The Seva App is a proposed model that could pool micro-contributions from citizens, high-net-worth individuals (HNIs), and ultra-high-net-worth individuals (UHNIs) to create a massive annual healthcare fund. At minimum, this fund could generate 46,419,60,00,000 INR (forty-six thousand four hundred nineteen crore sixty lakh rupees) or ₹46,419.6 crore (forty-six thousand four hundred nineteen point six thousand crore rupees) per year, potentially funding 50,00,00,000 (fifty crore) treatments annually at ₹10,000 (ten thousand rupees) per treatment.
How Contributions Are Structured
- Regular users (₹20/month): 64.65% of the base fund
- HNIs (₹100/month): 0.12%, small because most HNIs are land or real-estate rich but cash-poor.
- UHNWIs (₹1,00,000/month): 35.24%, leveraging their liquidity-heavy share portfolios.
This three-tiered model ensures that while the masses form the backbone, the ultra-wealthy contribute proportionately more, making the pool equitable yet sustainable.
Executive summary
Core idea: Every non-BPL telecom subscriber pays a mandatory ₹20 per month into a ring‑fenced national social fund.
An additional ₹5 per month service fee (for infrastructure and a Platinum reserve) is collected; any surplus from that fee flows into the fund.
Tiered contributions: Regular users (₹20), HNIs (₹100), UHNWIs (₹1,00,000) — with regular and UHNWIs providing a large share of the pool.

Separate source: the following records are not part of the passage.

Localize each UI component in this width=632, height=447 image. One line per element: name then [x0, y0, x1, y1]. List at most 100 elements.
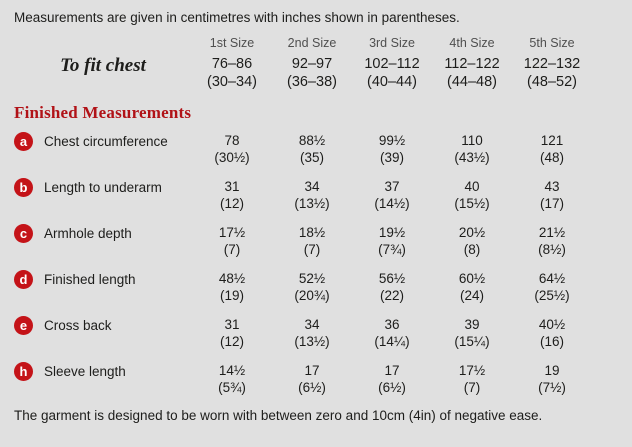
measurement-label-cell: e Cross back — [14, 316, 192, 335]
inch-value: (12) — [219, 196, 244, 211]
inch-value: (8½) — [538, 242, 566, 257]
inch-value: (7) — [303, 242, 321, 257]
measurement-label-cell: h Sleeve length — [14, 362, 192, 381]
inch-value: (35) — [299, 150, 324, 165]
footer-note: The garment is designed to be worn with … — [14, 408, 543, 423]
to-fit-in: (44–48) — [447, 74, 497, 90]
cm-value: 36 — [384, 317, 400, 332]
measurement-value: 34 (13½) — [272, 316, 352, 350]
inch-value: (15¼) — [454, 334, 490, 349]
cm-value: 48½ — [218, 271, 246, 286]
intro-text: Measurements are given in centimetres wi… — [14, 10, 460, 25]
cm-value: 21½ — [538, 225, 566, 240]
inch-value: (48) — [539, 150, 564, 165]
inch-value: (6½) — [378, 380, 406, 395]
cm-value: 34 — [304, 179, 320, 194]
measurement-value: 31 (12) — [192, 178, 272, 212]
cm-value: 14½ — [218, 363, 246, 378]
inch-value: (8) — [463, 242, 481, 257]
cm-value: 43 — [544, 179, 560, 194]
inch-value: (14¼) — [374, 334, 410, 349]
cm-value: 17 — [304, 363, 320, 378]
measurement-value: 110 (43½) — [432, 132, 512, 166]
measurement-value: 40½ (16) — [512, 316, 592, 350]
size-header-1: 1st Size — [209, 36, 255, 50]
inch-value: (30½) — [214, 150, 250, 165]
cm-value: 56½ — [378, 271, 406, 286]
inch-value: (22) — [379, 288, 404, 303]
measurement-label-cell: b Length to underarm — [14, 178, 192, 197]
to-fit-value: 76–86 (30–34) — [192, 55, 272, 91]
to-fit-cm: 102–112 — [364, 56, 420, 72]
measurement-value: 52½ (20¾) — [272, 270, 352, 304]
measurement-value: 20½ (8) — [432, 224, 512, 258]
to-fit-cm: 122–132 — [523, 56, 581, 72]
inch-value: (7) — [463, 380, 481, 395]
measurement-label-cell: d Finished length — [14, 270, 192, 289]
cm-value: 121 — [540, 133, 564, 148]
measurement-value: 17½ (7) — [192, 224, 272, 258]
measurement-label-cell: c Armhole depth — [14, 224, 192, 243]
letter-badge: c — [14, 224, 33, 243]
to-fit-chest-label: To fit chest — [60, 55, 146, 76]
letter-badge: b — [14, 178, 33, 197]
measurement-row: c Armhole depth 17½ (7) 18½ (7) 19½ (7¾)… — [14, 224, 618, 258]
measurement-value: 36 (14¼) — [352, 316, 432, 350]
measurement-value: 31 (12) — [192, 316, 272, 350]
cm-value: 39 — [464, 317, 480, 332]
measurement-value: 43 (17) — [512, 178, 592, 212]
letter-badge: a — [14, 132, 33, 151]
cm-value: 110 — [461, 133, 483, 148]
inch-value: (16) — [539, 334, 564, 349]
measurement-value: 18½ (7) — [272, 224, 352, 258]
to-fit-in: (40–44) — [367, 74, 417, 90]
inch-value: (19) — [219, 288, 244, 303]
to-fit-value: 102–112 (40–44) — [352, 55, 432, 91]
inch-value: (13½) — [294, 334, 330, 349]
measurement-value: 34 (13½) — [272, 178, 352, 212]
measurement-value: 17½ (7) — [432, 362, 512, 396]
measurement-value: 64½ (25½) — [512, 270, 592, 304]
measurement-row: a Chest circumference 78 (30½) 88½ (35) … — [14, 132, 618, 166]
cm-value: 52½ — [298, 271, 326, 286]
inch-value: (7½) — [538, 380, 566, 395]
cm-value: 17 — [384, 363, 400, 378]
measurement-label-cell: a Chest circumference — [14, 132, 192, 151]
size-header-4: 4th Size — [449, 36, 495, 50]
cm-value: 18½ — [298, 225, 326, 240]
to-fit-cm: 92–97 — [291, 56, 333, 72]
inch-value: (13½) — [294, 196, 330, 211]
inch-value: (7) — [223, 242, 241, 257]
inch-value: (39) — [379, 150, 404, 165]
inch-value: (43½) — [454, 150, 490, 165]
measurement-value: 99½ (39) — [352, 132, 432, 166]
measurement-label: Cross back — [44, 318, 112, 333]
cm-value: 31 — [224, 317, 240, 332]
cm-value: 19½ — [378, 225, 406, 240]
size-header-2: 2nd Size — [287, 36, 337, 50]
measurement-label: Armhole depth — [44, 226, 132, 241]
measurement-value: 48½ (19) — [192, 270, 272, 304]
measurement-value: 19 (7½) — [512, 362, 592, 396]
inch-value: (6½) — [298, 380, 326, 395]
measurement-row: e Cross back 31 (12) 34 (13½) 36 (14¼) 3… — [14, 316, 618, 350]
measurement-value: 60½ (24) — [432, 270, 512, 304]
cm-value: 60½ — [458, 271, 486, 286]
cm-value: 31 — [224, 179, 240, 194]
inch-value: (12) — [219, 334, 244, 349]
cm-value: 40 — [464, 179, 480, 194]
cm-value: 78 — [224, 133, 240, 148]
cm-value: 34 — [304, 317, 320, 332]
inch-value: (15½) — [454, 196, 490, 211]
to-fit-value: 122–132 (48–52) — [512, 55, 592, 91]
measurement-value: 40 (15½) — [432, 178, 512, 212]
cm-value: 19 — [544, 363, 560, 378]
measurement-rows: a Chest circumference 78 (30½) 88½ (35) … — [14, 132, 618, 396]
section-heading: Finished Measurements — [14, 103, 192, 122]
measurement-value: 21½ (8½) — [512, 224, 592, 258]
cm-value: 40½ — [538, 317, 566, 332]
cm-value: 17½ — [458, 363, 486, 378]
cm-value: 37 — [384, 179, 400, 194]
measurement-value: 39 (15¼) — [432, 316, 512, 350]
size-header-5: 5th Size — [529, 36, 575, 50]
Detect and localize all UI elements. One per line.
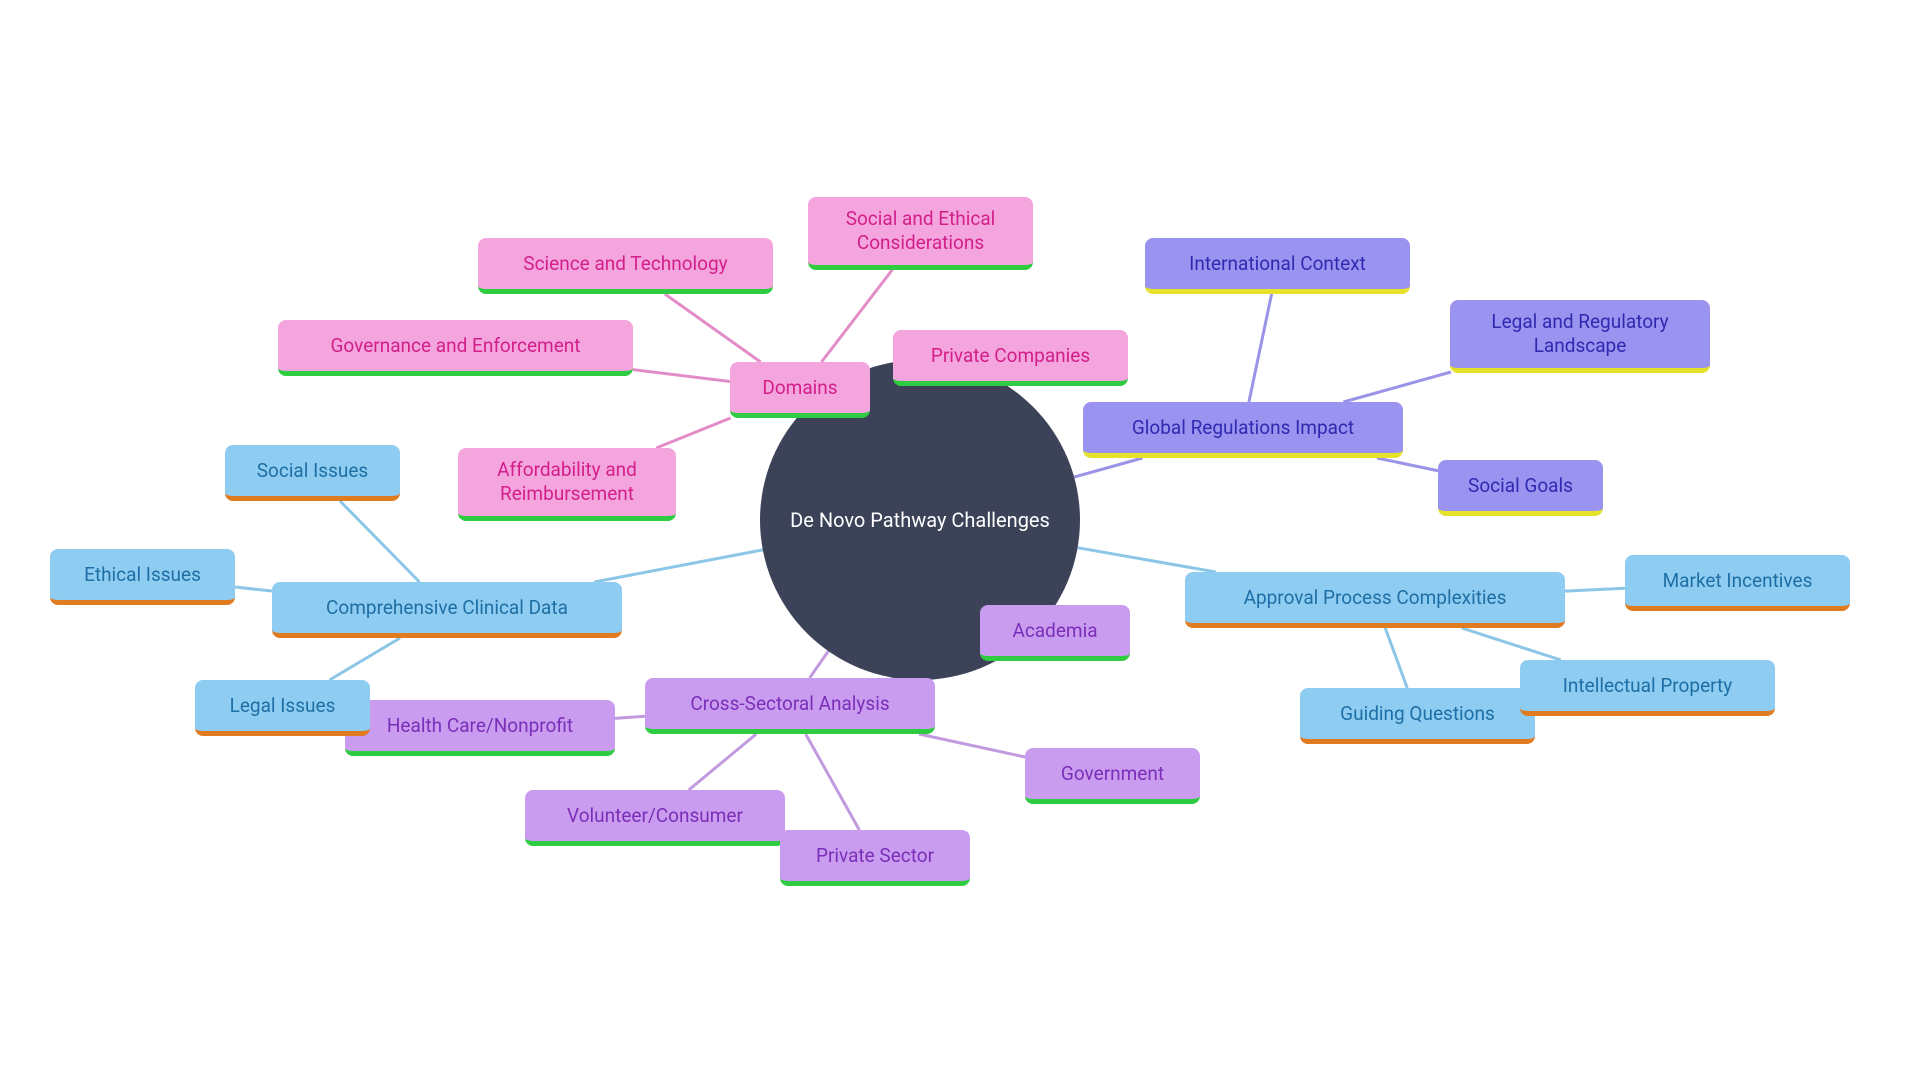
node-aff_reimb: Affordability andReimbursement: [458, 448, 676, 521]
edge: [1074, 458, 1142, 477]
edge: [810, 651, 829, 678]
node-academia: Academia: [980, 605, 1130, 661]
edge: [340, 501, 420, 582]
node-priv_co: Private Companies: [893, 330, 1128, 386]
node-label: Affordability andReimbursement: [497, 458, 637, 506]
node-label: Volunteer/Consumer: [567, 804, 743, 828]
edge: [1343, 372, 1451, 402]
node-govt: Government: [1025, 748, 1200, 804]
node-label: Social Goals: [1468, 474, 1573, 498]
node-label: Cross-Sectoral Analysis: [690, 692, 889, 716]
node-label: Market Incentives: [1663, 569, 1813, 593]
center-label: De Novo Pathway Challenges: [790, 507, 1050, 533]
node-label: Governance and Enforcement: [330, 334, 580, 358]
node-label: Science and Technology: [523, 252, 727, 276]
node-label: Government: [1061, 762, 1164, 786]
node-label: Comprehensive Clinical Data: [326, 596, 568, 620]
edge: [633, 370, 730, 382]
edge: [615, 716, 645, 718]
node-ip: Intellectual Property: [1520, 660, 1775, 716]
node-guiding_q: Guiding Questions: [1300, 688, 1535, 744]
edge: [1078, 548, 1216, 572]
node-hc_np: Health Care/Nonprofit: [345, 700, 615, 756]
node-label: Private Sector: [816, 844, 934, 868]
node-domains: Domains: [730, 362, 870, 418]
node-mkt_inc: Market Incentives: [1625, 555, 1850, 611]
node-label: Health Care/Nonprofit: [387, 714, 573, 738]
node-soc_issues: Social Issues: [225, 445, 400, 501]
node-label: Social and EthicalConsiderations: [846, 207, 996, 255]
node-label: Intellectual Property: [1563, 674, 1733, 698]
edge: [919, 734, 1025, 757]
edge: [235, 587, 272, 591]
edge: [1385, 628, 1407, 688]
node-label: Private Companies: [931, 344, 1090, 368]
node-label: Academia: [1012, 619, 1097, 643]
edge: [665, 294, 761, 362]
node-vol_cons: Volunteer/Consumer: [525, 790, 785, 846]
node-label: Domains: [762, 376, 837, 400]
node-priv_sect: Private Sector: [780, 830, 970, 886]
node-eth_issues: Ethical Issues: [50, 549, 235, 605]
node-legal_issues: Legal Issues: [195, 680, 370, 736]
edge: [1462, 628, 1561, 660]
mindmap-stage: De Novo Pathway Challenges Domains Science…: [0, 0, 1920, 1080]
node-soc_goals: Social Goals: [1438, 460, 1603, 516]
edge: [1377, 458, 1438, 471]
edge: [656, 418, 730, 448]
edge: [806, 734, 860, 830]
node-label: Guiding Questions: [1340, 702, 1495, 726]
node-label: Global Regulations Impact: [1132, 416, 1354, 440]
node-label: Ethical Issues: [84, 563, 201, 587]
edge: [1249, 294, 1272, 402]
edge: [1565, 588, 1625, 591]
edge: [689, 734, 757, 790]
node-legal_reg: Legal and RegulatoryLandscape: [1450, 300, 1710, 373]
node-sci_tech: Science and Technology: [478, 238, 773, 294]
node-soc_eth: Social and EthicalConsiderations: [808, 197, 1033, 270]
node-approval: Approval Process Complexities: [1185, 572, 1565, 628]
node-clin_data: Comprehensive Clinical Data: [272, 582, 622, 638]
node-gov_enf: Governance and Enforcement: [278, 320, 633, 376]
node-label: Legal and RegulatoryLandscape: [1491, 310, 1668, 358]
node-label: International Context: [1189, 252, 1366, 276]
node-label: Social Issues: [257, 459, 369, 483]
node-label: Legal Issues: [230, 694, 336, 718]
node-intl_ctx: International Context: [1145, 238, 1410, 294]
node-label: Approval Process Complexities: [1244, 586, 1507, 610]
edge: [594, 550, 763, 582]
edge: [821, 269, 892, 362]
edge: [330, 638, 401, 680]
node-cross_sect: Cross-Sectoral Analysis: [645, 678, 935, 734]
node-global_reg: Global Regulations Impact: [1083, 402, 1403, 458]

Platinum Plan: guarantees 14% of the target for eligible health fundraisings; if short, the platform can bridge via the reserve and, if needed, government-backed guarantees that enable concessional bank loans but charges 4% of funds raised
Fund shape: a floating, liquid pool; mandatory base contributions ensure predictable annual capital.